Ainsi, dans le cas d’une forte interdiffusion ou rugosité, il devient préférable pour limiter la frustration du système de placer un nœud à l’interface Cr/Fe ce qui supprime l’ordre AF du Cr pour une épaisseur inférieure à une période d’ODS [51, 73]. La présence de marches atomiques aux interfaces peut engendrer de nombreuses configurations magnétiques en domaines dans les couches de Cr et de Fe [52] représentés en Figure 3.6 (le cas de domaines dans le Fe, rapporté par Unguris et al. est présenté en Figure 3.5).

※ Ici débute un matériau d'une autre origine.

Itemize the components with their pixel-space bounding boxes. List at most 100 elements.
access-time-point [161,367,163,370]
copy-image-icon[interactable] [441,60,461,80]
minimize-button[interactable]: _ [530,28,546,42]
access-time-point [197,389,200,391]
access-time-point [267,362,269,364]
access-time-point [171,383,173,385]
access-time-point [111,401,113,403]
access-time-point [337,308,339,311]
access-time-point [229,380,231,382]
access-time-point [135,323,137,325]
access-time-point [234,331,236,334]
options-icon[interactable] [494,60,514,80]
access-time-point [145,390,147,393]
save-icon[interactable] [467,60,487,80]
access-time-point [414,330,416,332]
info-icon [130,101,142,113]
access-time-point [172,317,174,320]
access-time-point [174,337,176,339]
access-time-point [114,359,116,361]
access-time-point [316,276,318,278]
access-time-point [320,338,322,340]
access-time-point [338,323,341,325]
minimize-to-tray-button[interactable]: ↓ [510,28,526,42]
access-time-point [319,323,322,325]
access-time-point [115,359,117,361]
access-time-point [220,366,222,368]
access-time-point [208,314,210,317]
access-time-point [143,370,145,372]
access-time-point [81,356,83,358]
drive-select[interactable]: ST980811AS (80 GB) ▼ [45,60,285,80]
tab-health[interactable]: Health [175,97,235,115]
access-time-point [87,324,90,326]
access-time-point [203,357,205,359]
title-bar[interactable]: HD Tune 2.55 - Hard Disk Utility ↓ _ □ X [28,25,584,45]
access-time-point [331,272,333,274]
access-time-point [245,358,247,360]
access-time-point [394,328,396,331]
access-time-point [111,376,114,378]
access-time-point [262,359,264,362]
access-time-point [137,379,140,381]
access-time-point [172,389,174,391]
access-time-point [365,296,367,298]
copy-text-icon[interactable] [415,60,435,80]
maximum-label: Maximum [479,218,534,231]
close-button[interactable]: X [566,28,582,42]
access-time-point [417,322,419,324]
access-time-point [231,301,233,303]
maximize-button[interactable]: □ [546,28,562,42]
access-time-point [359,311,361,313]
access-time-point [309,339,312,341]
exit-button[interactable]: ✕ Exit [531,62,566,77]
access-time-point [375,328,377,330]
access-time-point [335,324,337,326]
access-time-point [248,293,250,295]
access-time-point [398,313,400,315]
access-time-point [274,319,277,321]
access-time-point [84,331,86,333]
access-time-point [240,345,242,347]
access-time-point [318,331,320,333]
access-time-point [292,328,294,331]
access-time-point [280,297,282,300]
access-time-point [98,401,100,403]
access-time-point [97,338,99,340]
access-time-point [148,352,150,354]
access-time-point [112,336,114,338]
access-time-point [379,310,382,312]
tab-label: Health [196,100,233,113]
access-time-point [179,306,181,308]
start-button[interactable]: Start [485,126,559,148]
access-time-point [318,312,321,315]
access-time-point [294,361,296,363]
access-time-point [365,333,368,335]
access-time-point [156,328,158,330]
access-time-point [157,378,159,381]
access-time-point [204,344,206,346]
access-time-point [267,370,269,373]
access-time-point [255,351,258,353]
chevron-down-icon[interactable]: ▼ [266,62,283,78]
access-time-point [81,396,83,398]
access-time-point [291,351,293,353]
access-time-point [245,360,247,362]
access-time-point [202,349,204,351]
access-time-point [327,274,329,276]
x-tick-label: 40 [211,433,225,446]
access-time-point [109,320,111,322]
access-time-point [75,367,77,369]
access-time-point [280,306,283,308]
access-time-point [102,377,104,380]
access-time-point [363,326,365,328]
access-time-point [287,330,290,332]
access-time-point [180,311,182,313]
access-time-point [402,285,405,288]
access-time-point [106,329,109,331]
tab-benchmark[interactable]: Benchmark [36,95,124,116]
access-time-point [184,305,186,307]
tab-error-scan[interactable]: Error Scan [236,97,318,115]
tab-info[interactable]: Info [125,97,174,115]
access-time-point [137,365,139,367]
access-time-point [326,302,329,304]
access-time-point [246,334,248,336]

Dans la limite des fortes épaisseurs de Cr (par rapport à la distance intermarches), elle favorise une réorientation de la polarisation perpendiculaire à l’interface [52, 78] (Figure 3.6e).

Enfin, une rugosité intermédiaire et une faible épaisseur de Cr peuvent donner naissance à une orientation non colinéaire des couches de Fe (provenant du couplage biquadratique) raccordée par une structure commensurable hélicoïdale (selon Schreyer et al. [79]) ou un ordre local dans le Cr [73].

En sus des propriétés structurales de la couche de Cr (voir section 3.1), le magnétisme de systèmes Cr/ferromagnétiques dépend donc fortement de la qualité des interfaces (et des conditions de croissance) ce qui rend l’étude de ces systèmes et des intéressants phénomènes de couplage qui s’y développent, excessivement complexe.